Il coraggio del possibile - Capitolo 1

Aveva deciso. Da ora in poi sarà narrativa. Perchè in questo modo poteva nascondere certi problemi di autoreferenzialità. In fondo voleva solo raccontarsi, essere sincero. Trovare compassione e serenità nelle mani calde dell'ispirazione.
Però c'era un limite con cui si doveva misurare. Il limite stesso del suo sentire. Del suo esprimersi inadatto al linguaggio codificato. Era così, Leonardo a Febbraio. Era, perchè l'imperfetto è il verbo che aveva deciso di utilizzare.
Entrare ed uscire dai propri pensieri. Flussi di coscienza, flussi emozionali. Come scrivere del presente. Dell'attimo stesso in cui lo si vive. Senza nulla descrivere, ma soltanto lasciare che anche la scrittura sviva, avvelenandosi della sua stessa essenza.
Mentre pensava e scriveva e viveva, soffriva. L'anima nel corpo, un paio di clarke strette. Lo faceva fumando. Ed ogni boccata in fumo azzurro; nuove forme. Un lupo turista a Venezia. La sua storia triste. Perchè l'inglese non c'era stata. Non l'aveva nemmeno degnato di uno sguardo. Andava verso l'odore del potere. L'odore che avevano gli uomini belli a cui tutto riesce bene.
Leonardo sapeva che non fa differenza. Bionda, bruna, rossa, castana. Così vedeva l'uomo nella sua grottesca umanità. E sapeva di essere condannato alla sua allegoria.

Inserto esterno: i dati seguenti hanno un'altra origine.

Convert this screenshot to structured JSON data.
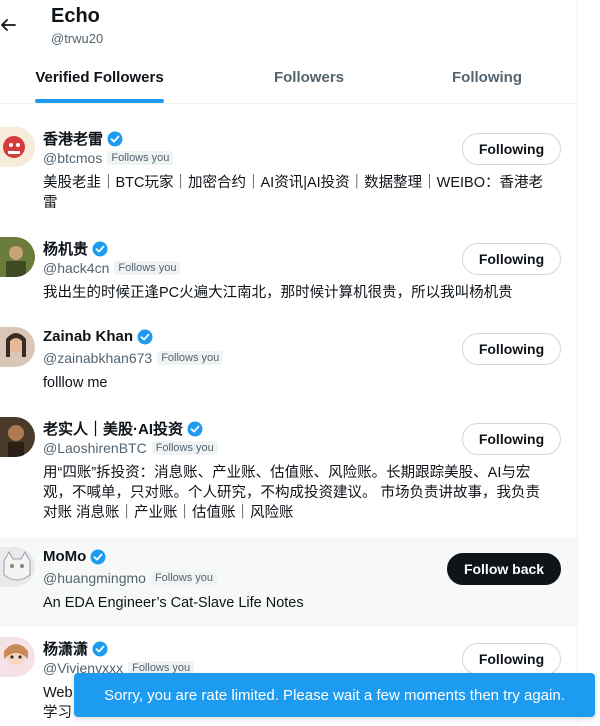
{
  "header": {
    "title": "Echo",
    "handle": "@trwu20",
    "back_icon": "arrow-left-icon"
  },
  "tabs": [
    {
      "label": "Verified Followers",
      "active": true
    },
    {
      "label": "Followers",
      "active": false
    },
    {
      "label": "Following",
      "active": false
    }
  ],
  "users": [
    {
      "name": "香港老雷",
      "handle": "@btcmos",
      "follows_you": "Follows you",
      "verified": true,
      "bio_lines": [
        "美股老韭｜BTC玩家｜加密合约｜AI资讯|AI投资｜数据整理｜WEIBO：香港老",
        "雷"
      ],
      "button": "Following"
    },
    {
      "name": "杨机贵",
      "handle": "@hack4cn",
      "follows_you": "Follows you",
      "verified": true,
      "bio_lines": [
        "我出生的时候正逢PC火遍大江南北，那时候计算机很贵，所以我叫杨机贵"
      ],
      "button": "Following"
    },
    {
      "name": "Zainab Khan",
      "handle": "@zainabkhan673",
      "follows_you": "Follows you",
      "verified": true,
      "bio_lines": [
        "folllow me"
      ],
      "button": "Following"
    },
    {
      "name": "老实人｜美股·AI投资",
      "handle": "@LaoshirenBTC",
      "follows_you": "Follows you",
      "verified": true,
      "bio_lines": [
        "用“四账”拆投资：消息账、产业账、估值账、风险账。长期跟踪美股、AI与宏",
        "观，不喊单，只对账。个人研究，不构成投资建议。 市场负责讲故事，我负责",
        "对账 消息账｜产业账｜估值账｜风险账"
      ],
      "button": "Following"
    },
    {
      "name": "MoMo",
      "handle": "@huangmingmo",
      "follows_you": "Follows you",
      "verified": true,
      "bio_lines": [
        "An EDA Engineer’s Cat-Slave Life Notes"
      ],
      "button": "Follow back"
    },
    {
      "name": "杨潇潇",
      "handle": "@Vivienvxxx",
      "follows_you": "Follows you",
      "verified": true,
      "bio_lines": [
        "Web",
        "学习"
      ],
      "button": "Following"
    }
  ],
  "toast": {
    "message": "Sorry, you are rate limited. Please wait a few moments then try again."
  },
  "colors": {
    "accent": "#1d9bf0",
    "text": "#0f1419",
    "muted": "#536471",
    "highlight_row": "#f7f9f9"
  }
}
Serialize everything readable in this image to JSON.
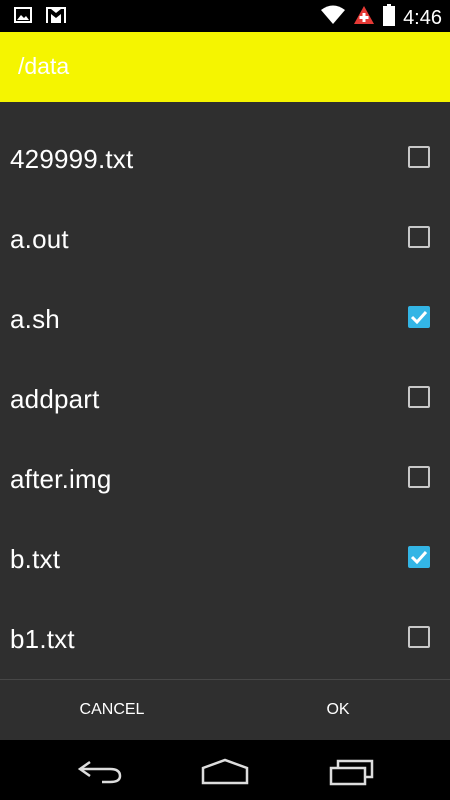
{
  "status_bar": {
    "time": "4:46",
    "icons": [
      "image-notification-icon",
      "gmail-icon",
      "wifi-icon",
      "alert-icon",
      "battery-icon"
    ]
  },
  "dialog": {
    "title": "/data",
    "title_bar_color": "#f5f500",
    "accent_color": "#33b5e5",
    "items": [
      {
        "label": "429999.txt",
        "checked": false
      },
      {
        "label": "a.out",
        "checked": false
      },
      {
        "label": "a.sh",
        "checked": true
      },
      {
        "label": "addpart",
        "checked": false
      },
      {
        "label": "after.img",
        "checked": false
      },
      {
        "label": "b.txt",
        "checked": true
      },
      {
        "label": "b1.txt",
        "checked": false
      }
    ],
    "cancel_label": "CANCEL",
    "ok_label": "OK"
  },
  "nav_bar": {
    "icons": [
      "back-icon",
      "home-icon",
      "recent-apps-icon"
    ]
  }
}
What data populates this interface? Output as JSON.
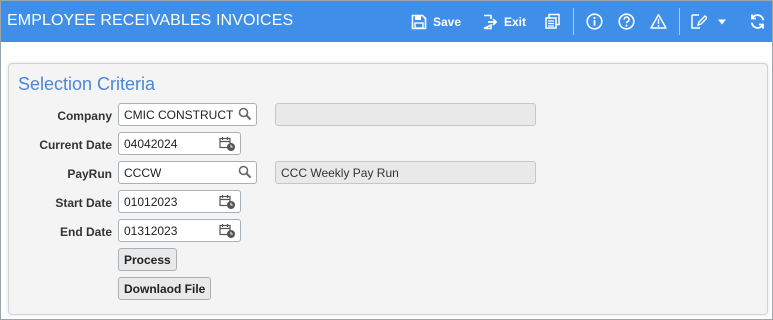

Saperlo era soffrire. Febbraio era soffrire. Andare col pensiero e camminare lungo i viali. Gli alberi. I palazzi. Le finestre liberty di via boccaccio. Una studentessa appoggiata al vetro della finestra di camera sua. I radiohead. L'inverno che sembra primavera. Le poesie di un italiano. Credo giovane e sconosciuto. Uno di quelli che hanno talento e non sanno cosa farsene. Ci rimangono sotto. E non scriveranno mai niente di decente. Guarderanno gli strega e leggeranno sul giornale di scrittori fenomeni. Di poeti galattici. Di morti ammazzati nei modi che solo la fantasia può immaginare. Avanti ancora. Sentendo già la mancanza dell’inglese. Fischiettando una sonata per pianoforte che la ricorda. Smetteva di essere turista.
Quella sera Leonardo aveva gli occhi di Rimbaud. Proseguiva lungo la via della fisarmonica. Lasciava spazio tra se e sè. E poi finiva per riprendere, senza che ci fosse linearità. Senza che si avvertisse una trama. Perchè la vita non ha nessuna trama. La trama è rassicurante. La trama prevede quello che ci sarà dopo. Ma lui non voleva saperlo. Lui detestava saperlo; e non poteva farne a meno.